Je m'en veux de faire partie d'une société aussi indifférente au sort des personnes démunies. Peu importe la raison pour laquelle on devient pauvre, on ne mérite pas d'être traité moins bien qu'un animal. Faut-il encore au 21e siècle, dans une société riche comme la nôtre, que des personnes soient obligées de chercher des moyens de se nourrir décemment? Est-ce que c'est normal d'avoir à compter sur la Soupière pour manger un repas par jour pendant la semaine et de n'avoir rien dans le frigo pour la fin de semaine? Vous trouvez que j'exagère? Pourtant, j'ai entendu plus d'une personne me dire le lundi qu'elle avait hâte qu'on ouvre pour venir manger.
Je vous entends, les biens-pensants de ce monde, me crier : "Qu'ils aillent travailler et qu'ils cessent de quémander!" Ça vous paraît simple, n'est-ce pas? Mais ce ne l'est pas. Que faites-vous par exemple quand, après des semaines de recherches infructueuses, vous décrochez enfin la petite job qui va vous permettre de sortir de votre trou pour un bout et que nous n'avez même pas une cenne pour vous acheter de la bouffe pour vous faire des lunchs? Vous travaillez sur la construction. C'est dur. C'est exigeant.
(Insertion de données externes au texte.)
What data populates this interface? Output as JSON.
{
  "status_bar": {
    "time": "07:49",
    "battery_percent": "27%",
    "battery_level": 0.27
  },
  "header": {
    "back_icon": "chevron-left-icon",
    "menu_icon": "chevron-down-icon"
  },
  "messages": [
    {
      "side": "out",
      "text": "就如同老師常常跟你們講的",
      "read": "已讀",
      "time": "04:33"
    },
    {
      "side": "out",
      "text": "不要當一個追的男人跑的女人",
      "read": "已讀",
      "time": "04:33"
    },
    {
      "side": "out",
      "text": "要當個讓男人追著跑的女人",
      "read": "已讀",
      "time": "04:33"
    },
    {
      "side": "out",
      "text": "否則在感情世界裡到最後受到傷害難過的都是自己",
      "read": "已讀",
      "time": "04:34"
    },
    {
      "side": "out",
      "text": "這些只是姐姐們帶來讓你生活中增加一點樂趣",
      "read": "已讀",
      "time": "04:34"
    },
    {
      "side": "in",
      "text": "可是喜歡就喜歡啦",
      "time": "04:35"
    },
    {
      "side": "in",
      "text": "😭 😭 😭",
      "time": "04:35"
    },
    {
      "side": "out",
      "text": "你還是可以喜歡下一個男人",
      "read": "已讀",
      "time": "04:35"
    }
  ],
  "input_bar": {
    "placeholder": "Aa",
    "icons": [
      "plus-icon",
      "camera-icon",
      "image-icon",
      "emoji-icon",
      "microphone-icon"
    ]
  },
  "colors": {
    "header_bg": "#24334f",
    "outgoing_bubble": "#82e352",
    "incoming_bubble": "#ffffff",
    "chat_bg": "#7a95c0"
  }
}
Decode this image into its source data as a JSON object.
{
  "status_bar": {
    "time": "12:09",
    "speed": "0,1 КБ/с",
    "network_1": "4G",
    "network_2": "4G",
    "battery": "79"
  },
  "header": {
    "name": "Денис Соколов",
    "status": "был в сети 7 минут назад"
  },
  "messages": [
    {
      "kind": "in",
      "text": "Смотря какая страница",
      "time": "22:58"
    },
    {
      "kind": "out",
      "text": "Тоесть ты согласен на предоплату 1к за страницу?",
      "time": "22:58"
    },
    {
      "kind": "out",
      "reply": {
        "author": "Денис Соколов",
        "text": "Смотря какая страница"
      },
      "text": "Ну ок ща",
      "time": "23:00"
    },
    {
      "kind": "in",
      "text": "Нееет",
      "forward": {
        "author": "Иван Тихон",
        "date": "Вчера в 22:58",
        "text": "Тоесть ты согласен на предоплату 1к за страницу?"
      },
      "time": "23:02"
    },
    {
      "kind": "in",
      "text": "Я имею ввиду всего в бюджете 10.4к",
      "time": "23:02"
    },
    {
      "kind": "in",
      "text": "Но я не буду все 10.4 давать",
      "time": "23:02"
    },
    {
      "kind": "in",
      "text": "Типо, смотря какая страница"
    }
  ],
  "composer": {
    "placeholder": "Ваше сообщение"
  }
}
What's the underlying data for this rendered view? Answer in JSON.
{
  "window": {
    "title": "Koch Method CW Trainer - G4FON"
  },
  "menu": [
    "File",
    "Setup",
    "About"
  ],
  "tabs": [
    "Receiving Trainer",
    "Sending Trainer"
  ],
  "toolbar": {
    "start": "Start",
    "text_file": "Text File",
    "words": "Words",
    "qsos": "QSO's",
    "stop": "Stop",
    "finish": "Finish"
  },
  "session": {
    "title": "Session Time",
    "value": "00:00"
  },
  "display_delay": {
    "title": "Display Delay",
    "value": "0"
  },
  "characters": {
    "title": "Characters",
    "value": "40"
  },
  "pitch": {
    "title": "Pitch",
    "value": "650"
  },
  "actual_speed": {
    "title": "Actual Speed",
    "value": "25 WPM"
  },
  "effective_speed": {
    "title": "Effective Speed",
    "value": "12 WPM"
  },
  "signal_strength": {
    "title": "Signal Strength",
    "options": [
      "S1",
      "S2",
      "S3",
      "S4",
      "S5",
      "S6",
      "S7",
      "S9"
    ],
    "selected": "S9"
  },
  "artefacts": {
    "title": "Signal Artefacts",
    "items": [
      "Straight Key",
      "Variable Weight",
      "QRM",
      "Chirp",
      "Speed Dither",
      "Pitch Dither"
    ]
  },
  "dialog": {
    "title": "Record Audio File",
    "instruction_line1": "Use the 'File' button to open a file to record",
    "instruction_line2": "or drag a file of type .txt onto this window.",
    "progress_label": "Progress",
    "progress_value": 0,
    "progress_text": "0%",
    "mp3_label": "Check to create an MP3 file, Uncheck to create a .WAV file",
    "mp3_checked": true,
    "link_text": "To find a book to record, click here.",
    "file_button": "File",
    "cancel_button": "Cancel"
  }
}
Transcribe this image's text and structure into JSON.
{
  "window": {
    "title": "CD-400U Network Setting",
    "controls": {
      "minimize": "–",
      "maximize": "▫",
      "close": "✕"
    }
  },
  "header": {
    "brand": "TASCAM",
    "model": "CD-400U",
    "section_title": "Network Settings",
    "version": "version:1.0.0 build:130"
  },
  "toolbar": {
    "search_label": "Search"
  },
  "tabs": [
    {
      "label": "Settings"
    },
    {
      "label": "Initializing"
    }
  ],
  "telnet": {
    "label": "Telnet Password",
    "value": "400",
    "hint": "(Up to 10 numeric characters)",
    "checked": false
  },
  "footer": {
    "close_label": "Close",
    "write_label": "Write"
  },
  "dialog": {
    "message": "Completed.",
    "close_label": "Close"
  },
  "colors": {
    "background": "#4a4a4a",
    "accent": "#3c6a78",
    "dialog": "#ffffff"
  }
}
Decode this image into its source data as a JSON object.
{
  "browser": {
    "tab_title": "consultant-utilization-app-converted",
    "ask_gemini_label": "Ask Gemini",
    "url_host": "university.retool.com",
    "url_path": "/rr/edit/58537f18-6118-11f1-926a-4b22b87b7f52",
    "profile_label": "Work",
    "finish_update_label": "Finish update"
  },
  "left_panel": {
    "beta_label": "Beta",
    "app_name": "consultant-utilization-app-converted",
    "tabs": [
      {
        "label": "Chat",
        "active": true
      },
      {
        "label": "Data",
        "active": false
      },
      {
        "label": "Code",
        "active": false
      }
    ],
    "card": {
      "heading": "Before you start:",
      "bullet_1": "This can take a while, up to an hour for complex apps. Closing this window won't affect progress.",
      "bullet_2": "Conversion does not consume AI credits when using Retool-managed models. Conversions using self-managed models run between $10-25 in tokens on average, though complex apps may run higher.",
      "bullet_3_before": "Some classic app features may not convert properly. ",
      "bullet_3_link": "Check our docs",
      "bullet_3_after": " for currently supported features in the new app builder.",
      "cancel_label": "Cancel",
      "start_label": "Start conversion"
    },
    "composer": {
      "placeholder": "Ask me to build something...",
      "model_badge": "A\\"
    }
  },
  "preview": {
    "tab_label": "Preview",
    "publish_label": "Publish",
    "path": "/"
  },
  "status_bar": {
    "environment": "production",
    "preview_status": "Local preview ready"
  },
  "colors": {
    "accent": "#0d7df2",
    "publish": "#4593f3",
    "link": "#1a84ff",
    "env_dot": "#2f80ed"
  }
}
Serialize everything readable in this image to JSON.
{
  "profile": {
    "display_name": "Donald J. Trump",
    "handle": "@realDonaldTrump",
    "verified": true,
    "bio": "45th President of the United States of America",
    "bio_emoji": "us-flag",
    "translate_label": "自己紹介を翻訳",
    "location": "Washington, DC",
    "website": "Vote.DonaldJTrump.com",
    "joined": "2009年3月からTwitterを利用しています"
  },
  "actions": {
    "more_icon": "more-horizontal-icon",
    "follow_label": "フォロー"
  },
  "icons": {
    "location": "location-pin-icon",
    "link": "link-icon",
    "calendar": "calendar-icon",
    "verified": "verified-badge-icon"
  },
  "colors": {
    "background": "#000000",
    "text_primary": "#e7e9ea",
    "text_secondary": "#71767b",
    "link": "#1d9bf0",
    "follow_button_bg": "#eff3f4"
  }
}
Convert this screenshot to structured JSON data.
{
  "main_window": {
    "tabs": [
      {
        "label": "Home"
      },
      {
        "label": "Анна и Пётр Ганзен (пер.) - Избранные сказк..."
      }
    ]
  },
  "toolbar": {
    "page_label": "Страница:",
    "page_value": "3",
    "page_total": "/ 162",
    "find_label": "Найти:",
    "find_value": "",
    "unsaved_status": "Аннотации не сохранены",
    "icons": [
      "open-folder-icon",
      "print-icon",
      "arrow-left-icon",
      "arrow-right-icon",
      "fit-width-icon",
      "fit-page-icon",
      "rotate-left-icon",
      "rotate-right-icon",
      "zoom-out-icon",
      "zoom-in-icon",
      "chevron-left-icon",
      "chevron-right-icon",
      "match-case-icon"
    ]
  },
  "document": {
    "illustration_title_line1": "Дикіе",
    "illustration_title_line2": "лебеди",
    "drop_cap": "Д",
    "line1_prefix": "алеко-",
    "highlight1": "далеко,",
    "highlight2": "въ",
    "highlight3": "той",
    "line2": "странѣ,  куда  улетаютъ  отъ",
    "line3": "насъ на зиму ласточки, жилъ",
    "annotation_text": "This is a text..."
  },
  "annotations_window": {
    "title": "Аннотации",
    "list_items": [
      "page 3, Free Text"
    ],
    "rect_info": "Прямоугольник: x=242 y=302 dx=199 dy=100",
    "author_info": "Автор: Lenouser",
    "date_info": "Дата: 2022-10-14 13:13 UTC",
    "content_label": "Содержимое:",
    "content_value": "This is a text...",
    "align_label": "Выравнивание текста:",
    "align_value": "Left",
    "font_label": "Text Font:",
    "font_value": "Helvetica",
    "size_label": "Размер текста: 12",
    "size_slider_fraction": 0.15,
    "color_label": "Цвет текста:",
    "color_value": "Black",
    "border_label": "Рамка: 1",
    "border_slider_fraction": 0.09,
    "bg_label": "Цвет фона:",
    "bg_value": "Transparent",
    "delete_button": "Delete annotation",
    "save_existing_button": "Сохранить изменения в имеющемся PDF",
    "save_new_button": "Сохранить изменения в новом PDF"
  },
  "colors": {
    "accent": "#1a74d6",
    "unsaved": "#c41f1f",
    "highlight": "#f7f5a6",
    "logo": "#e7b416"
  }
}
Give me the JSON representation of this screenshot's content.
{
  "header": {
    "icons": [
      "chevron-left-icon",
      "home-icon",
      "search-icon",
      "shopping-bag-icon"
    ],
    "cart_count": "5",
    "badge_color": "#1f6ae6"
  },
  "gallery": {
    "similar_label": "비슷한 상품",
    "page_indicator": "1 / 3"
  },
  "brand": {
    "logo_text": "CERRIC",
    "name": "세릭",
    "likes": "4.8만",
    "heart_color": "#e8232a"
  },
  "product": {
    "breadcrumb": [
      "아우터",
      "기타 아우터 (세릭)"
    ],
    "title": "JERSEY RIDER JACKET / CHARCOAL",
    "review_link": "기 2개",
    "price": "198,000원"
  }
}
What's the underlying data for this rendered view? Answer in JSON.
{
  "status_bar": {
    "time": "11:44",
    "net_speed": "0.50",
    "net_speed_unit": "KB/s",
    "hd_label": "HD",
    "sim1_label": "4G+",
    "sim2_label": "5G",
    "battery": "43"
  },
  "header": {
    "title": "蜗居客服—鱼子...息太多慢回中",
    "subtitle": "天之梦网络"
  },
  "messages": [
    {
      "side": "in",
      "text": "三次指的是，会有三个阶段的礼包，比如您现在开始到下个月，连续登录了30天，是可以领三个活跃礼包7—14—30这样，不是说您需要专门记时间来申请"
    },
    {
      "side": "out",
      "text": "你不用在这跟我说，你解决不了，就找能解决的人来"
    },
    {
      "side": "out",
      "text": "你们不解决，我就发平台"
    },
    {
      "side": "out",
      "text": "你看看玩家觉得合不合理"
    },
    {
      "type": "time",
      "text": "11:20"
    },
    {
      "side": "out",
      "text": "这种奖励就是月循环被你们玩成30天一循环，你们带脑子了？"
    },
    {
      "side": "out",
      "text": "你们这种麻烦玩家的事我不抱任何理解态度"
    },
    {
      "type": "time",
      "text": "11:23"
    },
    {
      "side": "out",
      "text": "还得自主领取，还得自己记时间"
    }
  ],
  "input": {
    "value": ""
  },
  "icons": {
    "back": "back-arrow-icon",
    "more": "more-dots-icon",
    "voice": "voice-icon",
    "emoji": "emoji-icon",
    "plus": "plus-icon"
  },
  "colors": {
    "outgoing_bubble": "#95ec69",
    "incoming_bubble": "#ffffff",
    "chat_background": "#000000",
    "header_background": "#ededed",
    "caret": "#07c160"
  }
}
Vous avez besoin de manger pour être capable de donner un rendement suffisant. Mais votre boîte à lunch est vide parce que vous attendez votre première paye pour aller à l'épicerie. Vous trouvez que j'en mets trop? J'ai dépanné plus d'une personne dans cette situation afin qu'elle puisse au moins avoir les forces nécessaires pour ne pas perdre courage.
Je m'en veux parce que j'ai l'impression d'échouer dans ma mission de venir en aide aux autres. Je m'en veux quand ils meurent. Je m'en veux aussi quand ils subissent le profilage social exercé trop souvent par les policiers du coin. Vous ne comprenez pas ce que je veux dire? Avez-vous déjà reçu une amende parce que vous ne marchiez pas sur le trottoir? Moi non. Eux oui. Avez-vous déjà été interpelé parce que vous sortiez du Tim Horton à 23 h et que vous vous dirigiez à pied vers votre maison avec un café dans les mains? Moi non. Eux oui. Avez-vous déjà été questionné parce que vous étiez assis sur un banc en train d'attendre la fin de votre brassée à la buanderie? Moi non. Eux oui. Avez-vous déjà éveillé les soupçons parce que vous étiez mal habillé, mal rasé, mal coiffé, parce que vous alliez chercher votre petite bière au dépanneur du coin? Moi non. Eux oui.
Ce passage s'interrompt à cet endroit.